I have said that the horns of that crescent, the extreme wings, were ordered to be cautious, and warned that their caution alone could save the fight; for if they went too far while Dourlers in the centre was still doubtful, that centre would certainly be thrown back by such a general as Coburg, who knew very well the breaking-point of a concave line. The fourth attack upon Dourlers was prepared and would have succeeded when Carnot heard that Fromentin, up on the far left, up on the extreme tip of the horn of that crescent, had carried his point of the ridge, and, having carried it, had had the folly to pursue; he had found himself upon the plateau above (an open plateau bare of trees and absolutely bare of cover) with his irregulars all boiling, and even his regulars imagining success. Weak in cavalry, commanding men untrained to any defensive, he found opposed to him the cavalry reserve of the enemy—a vast front of horse suddenly charging. That cavalry smashed him all to pieces. His regulars here and there formed squares, his irregulars tried to, they were sabred and galloped down. They lost but four guns (though four counted in so under-gunned an army), but, much worse, they lost their confidence altogether. They got bunched into the combes and hollows, the plateau was cleared. They in their turn were pursued, and it would have been a rout but for two accidents: the first accident was the presence of a fresh reserve of French cavalry, small indeed, but very well disciplined, strict and ready, certain Hussars who in a red flash (their uniform was red) charged on their little horses and for a moment stopped the flood of the enemy. The check so given saved the lives though not the position of the French left wing. It was beaten. It was caved in.

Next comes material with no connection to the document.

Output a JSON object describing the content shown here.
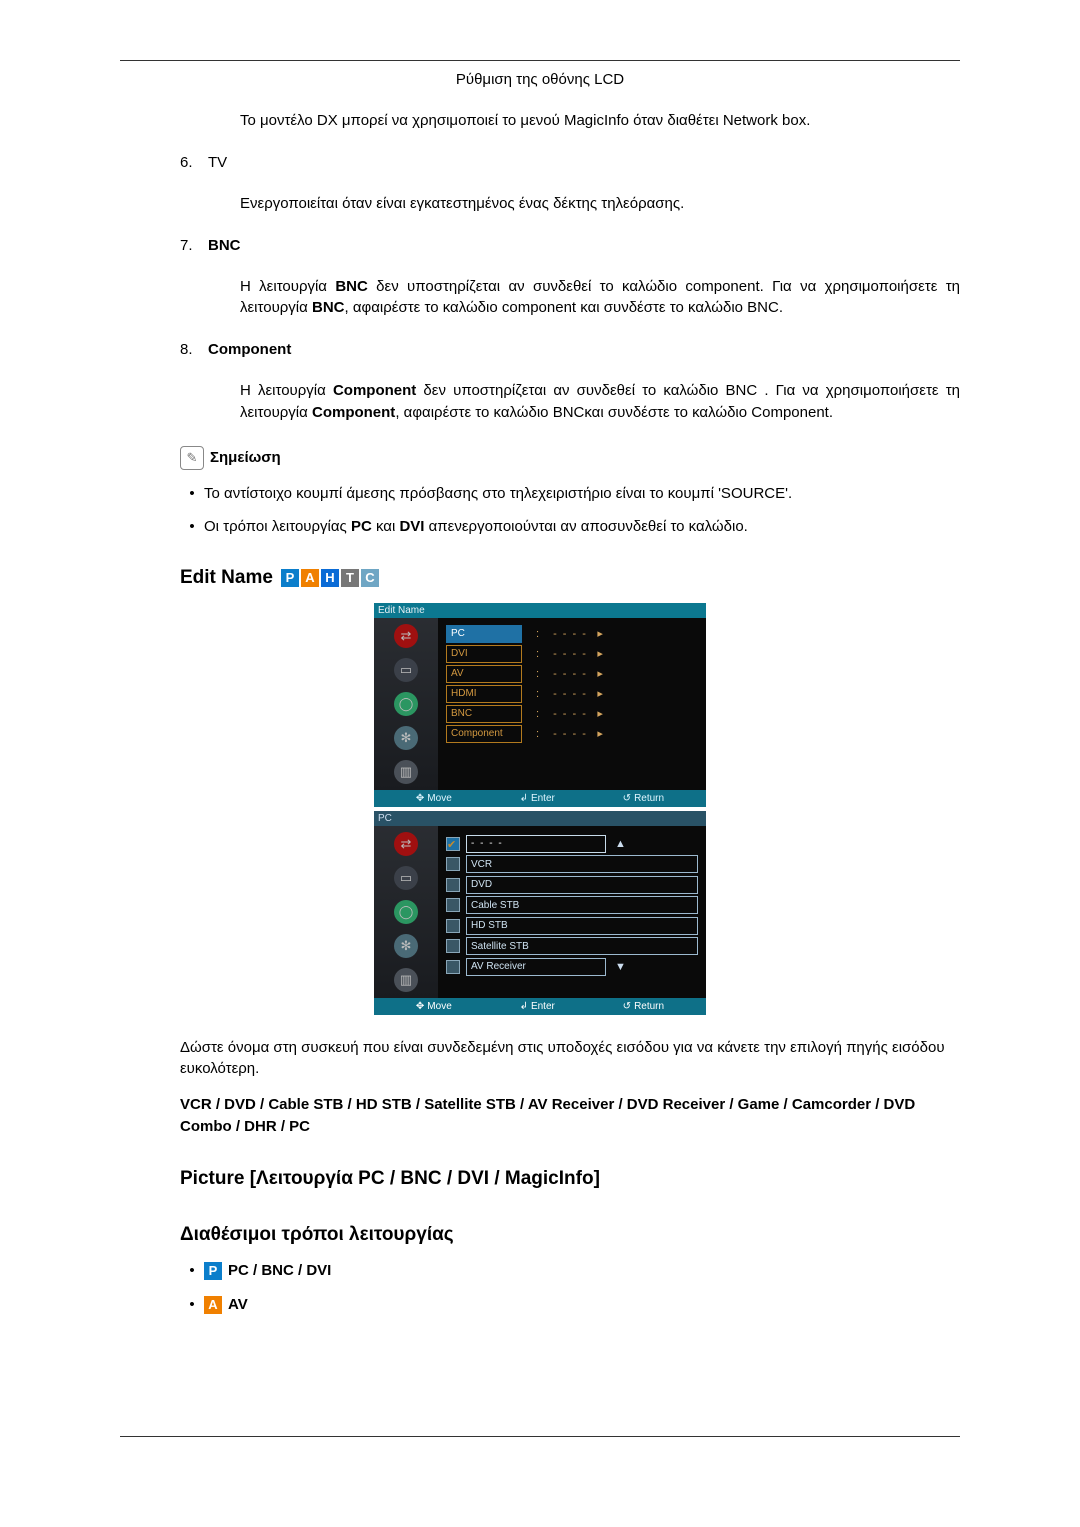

The second accident was the early close of an October day. The drizzling weather, the pall of clouds, curtained in an early night, and the left thus failing were not wholly destroyed: but their failure had ruined the value of the central charge upon Dourlers. The final attack, upon that central village was countermanded; the Austrians did not indeed pursue the retreat of the French centre from its walls and lanes, but the conception of the battle had failed.

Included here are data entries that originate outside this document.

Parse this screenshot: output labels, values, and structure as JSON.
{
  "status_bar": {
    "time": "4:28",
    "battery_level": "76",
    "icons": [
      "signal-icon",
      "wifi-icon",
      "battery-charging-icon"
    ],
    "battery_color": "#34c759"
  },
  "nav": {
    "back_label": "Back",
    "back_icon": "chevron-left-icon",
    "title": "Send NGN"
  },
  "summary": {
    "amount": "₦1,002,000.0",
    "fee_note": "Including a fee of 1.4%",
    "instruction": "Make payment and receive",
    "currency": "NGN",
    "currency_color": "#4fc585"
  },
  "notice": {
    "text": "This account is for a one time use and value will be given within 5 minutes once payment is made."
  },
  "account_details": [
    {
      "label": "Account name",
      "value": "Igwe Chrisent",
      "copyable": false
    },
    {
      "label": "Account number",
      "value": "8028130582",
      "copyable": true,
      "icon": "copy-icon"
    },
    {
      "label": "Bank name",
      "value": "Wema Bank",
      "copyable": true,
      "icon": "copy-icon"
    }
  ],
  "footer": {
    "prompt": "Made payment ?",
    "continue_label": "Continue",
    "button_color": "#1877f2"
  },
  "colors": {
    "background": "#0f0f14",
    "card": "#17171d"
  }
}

Oct. 15, 1793. In Paris, 5 p.m.
In the Court-room, in Paris, during those hours, while the Judges raised the sitting, the Queen sat waiting for their return; they brought her soup which she drank; the evening darkened, the Judges reappeared, and the trial began anew.

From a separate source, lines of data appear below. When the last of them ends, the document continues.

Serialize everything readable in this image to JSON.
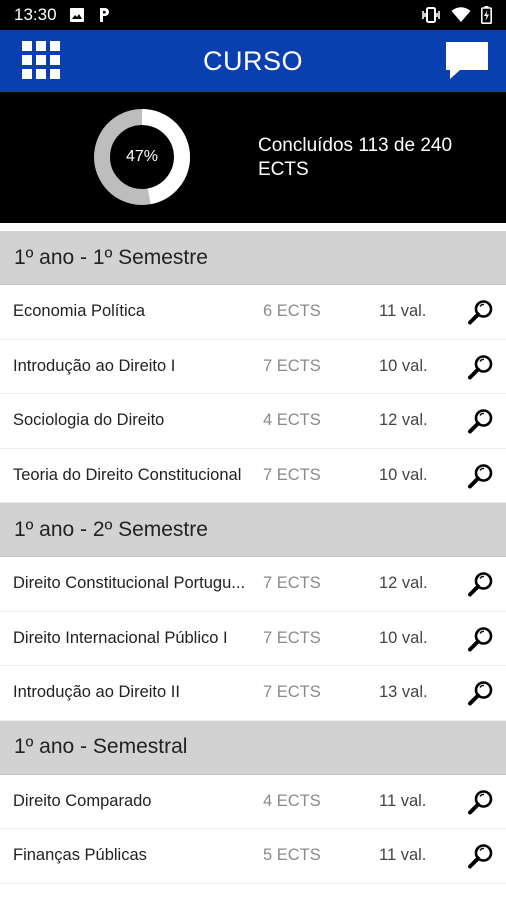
{
  "status_bar": {
    "time": "13:30",
    "icons_left": [
      "image-icon",
      "p-icon"
    ],
    "icons_right": [
      "vibrate-icon",
      "wifi-icon",
      "battery-icon"
    ]
  },
  "app_bar": {
    "title": "CURSO",
    "left_icon": "grid-menu-icon",
    "right_icon": "chat-icon",
    "color": "#0a3fb0"
  },
  "progress": {
    "percent_label": "47%",
    "percent": 47,
    "text": "Concluídos 113 de 240 ECTS",
    "ring_color": "#bdbdbd",
    "fill_color": "#ffffff"
  },
  "sections": [
    {
      "title": "1º ano - 1º Semestre",
      "courses": [
        {
          "name": "Economia Política",
          "ects": "6 ECTS",
          "grade": "11 val."
        },
        {
          "name": "Introdução ao Direito I",
          "ects": "7 ECTS",
          "grade": "10 val."
        },
        {
          "name": "Sociologia do Direito",
          "ects": "4 ECTS",
          "grade": "12 val."
        },
        {
          "name": "Teoria do Direito Constitucional",
          "ects": "7 ECTS",
          "grade": "10 val."
        }
      ]
    },
    {
      "title": "1º ano - 2º Semestre",
      "courses": [
        {
          "name": "Direito Constitucional Portugu...",
          "ects": "7 ECTS",
          "grade": "12 val."
        },
        {
          "name": "Direito Internacional Público I",
          "ects": "7 ECTS",
          "grade": "10 val."
        },
        {
          "name": "Introdução ao Direito II",
          "ects": "7 ECTS",
          "grade": "13 val."
        }
      ]
    },
    {
      "title": "1º ano - Semestral",
      "courses": [
        {
          "name": "Direito Comparado",
          "ects": "4 ECTS",
          "grade": "11 val."
        },
        {
          "name": "Finanças Públicas",
          "ects": "5 ECTS",
          "grade": "11 val."
        }
      ]
    }
  ]
}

The witnesses called upon that last evening, when the lights were lit and the long night had begun, were for the most part those who had come personally into the presence or into the service of the Queen. Michonis especially, who was rightly under arrest for attempting her rescue, appeared; Brunier appeared, the doctor who had attended to the children in the Temple. The farce went on. The night grew deeper, the witnesses succeeded each other. All that they had to say was true. Nothing they said could be proved. One put forward that she had written some note asking if the Swiss could be relied upon to shoot down the people. She had said and written one hundred of such things. Her counsel, who were mere lawyers, worried about the presentation of the document—meanwhile night hastened onwards, and behind their veil of October cloud the stars continually turned.